I am quite jealous of those of you back in Nashville. You have a Debate buzz going on tonight. Hoping I get home in time to watch it. I completely slept thru the Vice Presidential debate. I had been up the entire night before playing like a doctor on ER and didn't get home in time for an adequate nap. It doesn't sound like I missed much more than a few winks. The SNL - Tina Fey debate was HILARIOUS.

Wednesday, October 1, 2008

Rain Rain Go Away

So everything comes at a price. The cost for my gorgeous weekend a couple weeks ago - rain. It started raining here last Friday and continued to rain until Monday morning. Now I have really enjoyed the convenience of living in a pedestrian city, but it is A LOT less fun in the pouring down rain. Rumor has that it briefly stopped raining during the day on Monday, but I worked all day so I missed it. Rain started back Monday night and most of the day Tuesday. I had Tuesday off (2 of my 3 staff were observing the Holiday so we had no cases). I had the great joy of running errands in the rain. Another rumor circulated today that the sun actually came out and it was gorgeous. I am on call and haven't left the hospital. Tomorrow - my post call day - it is supposed to start raining again. Oh well - that's life.

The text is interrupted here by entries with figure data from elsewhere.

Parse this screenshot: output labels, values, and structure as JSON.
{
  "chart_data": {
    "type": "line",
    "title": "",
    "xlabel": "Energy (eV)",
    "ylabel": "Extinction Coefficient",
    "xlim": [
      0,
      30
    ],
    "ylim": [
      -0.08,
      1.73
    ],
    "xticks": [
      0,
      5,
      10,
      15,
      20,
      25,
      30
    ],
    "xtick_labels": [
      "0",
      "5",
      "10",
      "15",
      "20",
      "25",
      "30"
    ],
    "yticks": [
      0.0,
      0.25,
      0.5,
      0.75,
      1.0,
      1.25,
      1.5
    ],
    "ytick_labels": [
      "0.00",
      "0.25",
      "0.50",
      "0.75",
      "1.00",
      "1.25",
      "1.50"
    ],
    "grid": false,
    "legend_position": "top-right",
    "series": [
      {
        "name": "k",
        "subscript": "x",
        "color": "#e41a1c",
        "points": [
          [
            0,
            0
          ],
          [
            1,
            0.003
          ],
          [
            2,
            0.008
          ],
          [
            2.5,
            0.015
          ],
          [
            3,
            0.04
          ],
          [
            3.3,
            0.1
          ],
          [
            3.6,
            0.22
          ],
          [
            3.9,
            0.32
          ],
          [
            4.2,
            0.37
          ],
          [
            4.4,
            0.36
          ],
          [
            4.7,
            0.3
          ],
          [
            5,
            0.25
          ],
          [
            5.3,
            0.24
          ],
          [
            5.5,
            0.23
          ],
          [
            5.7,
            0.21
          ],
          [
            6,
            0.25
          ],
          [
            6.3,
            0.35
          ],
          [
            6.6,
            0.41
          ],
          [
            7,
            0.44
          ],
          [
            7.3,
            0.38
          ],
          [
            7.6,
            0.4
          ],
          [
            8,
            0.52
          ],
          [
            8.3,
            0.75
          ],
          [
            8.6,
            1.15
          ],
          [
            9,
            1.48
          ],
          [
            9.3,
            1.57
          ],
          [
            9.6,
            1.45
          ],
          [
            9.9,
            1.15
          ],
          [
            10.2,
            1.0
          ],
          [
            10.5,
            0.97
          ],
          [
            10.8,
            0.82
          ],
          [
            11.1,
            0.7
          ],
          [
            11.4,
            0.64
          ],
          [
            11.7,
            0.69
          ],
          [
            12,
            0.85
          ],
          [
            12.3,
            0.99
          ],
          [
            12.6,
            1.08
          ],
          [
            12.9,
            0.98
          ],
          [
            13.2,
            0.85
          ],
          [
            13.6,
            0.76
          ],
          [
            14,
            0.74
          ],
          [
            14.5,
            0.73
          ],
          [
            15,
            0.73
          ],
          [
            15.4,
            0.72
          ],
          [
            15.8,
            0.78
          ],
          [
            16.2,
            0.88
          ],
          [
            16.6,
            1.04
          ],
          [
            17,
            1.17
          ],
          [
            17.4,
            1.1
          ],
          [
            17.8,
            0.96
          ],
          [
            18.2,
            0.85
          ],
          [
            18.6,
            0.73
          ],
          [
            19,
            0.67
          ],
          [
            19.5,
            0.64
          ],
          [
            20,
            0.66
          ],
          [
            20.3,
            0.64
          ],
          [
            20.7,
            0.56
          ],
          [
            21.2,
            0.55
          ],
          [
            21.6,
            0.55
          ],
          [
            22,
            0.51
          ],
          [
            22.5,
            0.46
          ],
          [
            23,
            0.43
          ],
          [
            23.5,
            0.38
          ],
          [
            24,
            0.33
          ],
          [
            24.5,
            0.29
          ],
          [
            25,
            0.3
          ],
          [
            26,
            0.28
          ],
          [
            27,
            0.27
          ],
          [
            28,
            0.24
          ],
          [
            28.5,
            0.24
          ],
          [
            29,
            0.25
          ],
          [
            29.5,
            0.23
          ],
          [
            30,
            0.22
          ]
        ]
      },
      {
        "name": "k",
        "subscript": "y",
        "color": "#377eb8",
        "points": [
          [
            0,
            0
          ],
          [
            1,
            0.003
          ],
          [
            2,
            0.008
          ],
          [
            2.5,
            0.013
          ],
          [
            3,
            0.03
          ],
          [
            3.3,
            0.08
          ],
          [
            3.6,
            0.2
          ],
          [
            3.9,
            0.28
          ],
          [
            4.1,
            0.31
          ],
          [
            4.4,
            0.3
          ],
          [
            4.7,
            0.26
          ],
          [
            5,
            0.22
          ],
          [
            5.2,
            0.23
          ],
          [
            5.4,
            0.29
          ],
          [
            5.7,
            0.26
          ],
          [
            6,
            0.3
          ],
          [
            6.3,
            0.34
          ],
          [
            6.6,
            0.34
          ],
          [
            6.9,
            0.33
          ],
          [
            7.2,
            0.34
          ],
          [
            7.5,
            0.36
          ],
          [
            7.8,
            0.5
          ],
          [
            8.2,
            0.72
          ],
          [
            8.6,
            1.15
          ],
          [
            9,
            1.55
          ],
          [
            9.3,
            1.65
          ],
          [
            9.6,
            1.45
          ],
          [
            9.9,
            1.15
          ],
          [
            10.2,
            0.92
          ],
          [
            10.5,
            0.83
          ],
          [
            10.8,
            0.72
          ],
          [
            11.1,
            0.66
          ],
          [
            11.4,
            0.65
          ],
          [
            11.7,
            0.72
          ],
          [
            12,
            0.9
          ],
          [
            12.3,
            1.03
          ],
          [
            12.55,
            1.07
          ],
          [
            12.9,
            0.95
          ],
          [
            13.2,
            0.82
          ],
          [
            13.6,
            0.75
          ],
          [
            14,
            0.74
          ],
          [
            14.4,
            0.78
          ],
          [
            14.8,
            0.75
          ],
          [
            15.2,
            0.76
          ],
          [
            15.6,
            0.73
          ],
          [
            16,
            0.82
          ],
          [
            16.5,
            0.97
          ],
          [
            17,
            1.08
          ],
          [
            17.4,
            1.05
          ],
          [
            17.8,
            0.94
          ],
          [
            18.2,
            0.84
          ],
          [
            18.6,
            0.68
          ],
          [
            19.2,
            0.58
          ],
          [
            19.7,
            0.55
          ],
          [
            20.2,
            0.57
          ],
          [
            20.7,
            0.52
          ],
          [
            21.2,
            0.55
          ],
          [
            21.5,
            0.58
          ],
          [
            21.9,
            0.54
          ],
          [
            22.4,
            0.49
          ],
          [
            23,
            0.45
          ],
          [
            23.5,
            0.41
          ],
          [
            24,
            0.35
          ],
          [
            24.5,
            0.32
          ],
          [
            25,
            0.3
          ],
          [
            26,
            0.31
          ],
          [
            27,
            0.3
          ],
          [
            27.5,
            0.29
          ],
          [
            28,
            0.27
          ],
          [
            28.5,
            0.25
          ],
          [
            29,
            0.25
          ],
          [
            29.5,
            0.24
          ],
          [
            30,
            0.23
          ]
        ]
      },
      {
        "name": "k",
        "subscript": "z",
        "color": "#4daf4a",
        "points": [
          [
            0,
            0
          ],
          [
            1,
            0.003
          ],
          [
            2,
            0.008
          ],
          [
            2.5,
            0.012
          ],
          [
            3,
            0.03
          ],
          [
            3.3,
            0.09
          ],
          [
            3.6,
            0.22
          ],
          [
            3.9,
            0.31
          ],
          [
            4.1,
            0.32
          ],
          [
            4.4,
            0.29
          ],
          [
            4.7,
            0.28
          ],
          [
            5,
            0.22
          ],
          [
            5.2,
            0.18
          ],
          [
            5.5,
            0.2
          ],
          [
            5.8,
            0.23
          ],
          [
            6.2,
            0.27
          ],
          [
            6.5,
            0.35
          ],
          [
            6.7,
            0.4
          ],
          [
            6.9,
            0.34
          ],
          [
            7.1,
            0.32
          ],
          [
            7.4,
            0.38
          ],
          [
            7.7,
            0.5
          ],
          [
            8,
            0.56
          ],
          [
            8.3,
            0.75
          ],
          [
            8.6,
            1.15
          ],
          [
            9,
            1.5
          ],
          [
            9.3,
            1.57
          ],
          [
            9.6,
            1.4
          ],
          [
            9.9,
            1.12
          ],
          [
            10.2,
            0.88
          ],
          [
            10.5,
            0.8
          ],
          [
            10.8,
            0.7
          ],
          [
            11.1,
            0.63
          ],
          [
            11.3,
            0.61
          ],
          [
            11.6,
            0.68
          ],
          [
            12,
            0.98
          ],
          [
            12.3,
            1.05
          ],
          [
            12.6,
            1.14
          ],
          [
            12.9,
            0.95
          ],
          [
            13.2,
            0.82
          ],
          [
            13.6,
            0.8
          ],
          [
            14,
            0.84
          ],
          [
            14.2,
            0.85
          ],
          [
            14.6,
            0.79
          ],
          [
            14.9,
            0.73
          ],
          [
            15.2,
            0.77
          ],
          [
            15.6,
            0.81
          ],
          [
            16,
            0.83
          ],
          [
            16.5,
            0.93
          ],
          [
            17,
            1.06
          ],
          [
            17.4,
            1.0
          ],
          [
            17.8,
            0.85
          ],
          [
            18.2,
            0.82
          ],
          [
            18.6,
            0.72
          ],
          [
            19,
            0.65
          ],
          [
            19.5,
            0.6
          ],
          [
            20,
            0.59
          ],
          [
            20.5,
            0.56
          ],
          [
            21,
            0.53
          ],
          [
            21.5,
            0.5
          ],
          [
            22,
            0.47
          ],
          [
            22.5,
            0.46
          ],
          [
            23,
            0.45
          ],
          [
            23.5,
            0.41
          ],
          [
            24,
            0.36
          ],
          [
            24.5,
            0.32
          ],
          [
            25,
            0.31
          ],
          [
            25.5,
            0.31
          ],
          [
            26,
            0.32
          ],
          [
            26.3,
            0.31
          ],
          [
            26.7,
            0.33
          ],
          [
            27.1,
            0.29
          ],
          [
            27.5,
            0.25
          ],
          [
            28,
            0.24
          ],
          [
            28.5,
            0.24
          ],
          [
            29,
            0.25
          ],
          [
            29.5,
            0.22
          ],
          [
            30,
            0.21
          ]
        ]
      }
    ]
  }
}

Because it just randomly crossed my mind - I need a favor. I am sad to report that I no longer am a frequent visitor to Macy's. My move to Philly has turned me into a Fiscal conservative (personally - not politically and hopefully only for 9 more months). Therefore, I try to avoid temptation. However, I need new moisturizer. I refuse to pay $60 dollars for my Estee Lauder moisturizer unless I get a free gift out of it. {Yes dad - I know that is a ridiculous amount to pay for lotion, but think of the money I am saving by putting off my first face lift.} So, I need someone who still gets to walk thru Macy's and look at the pretty things to tell me when Estee Lauder is having their gift time. Thanks.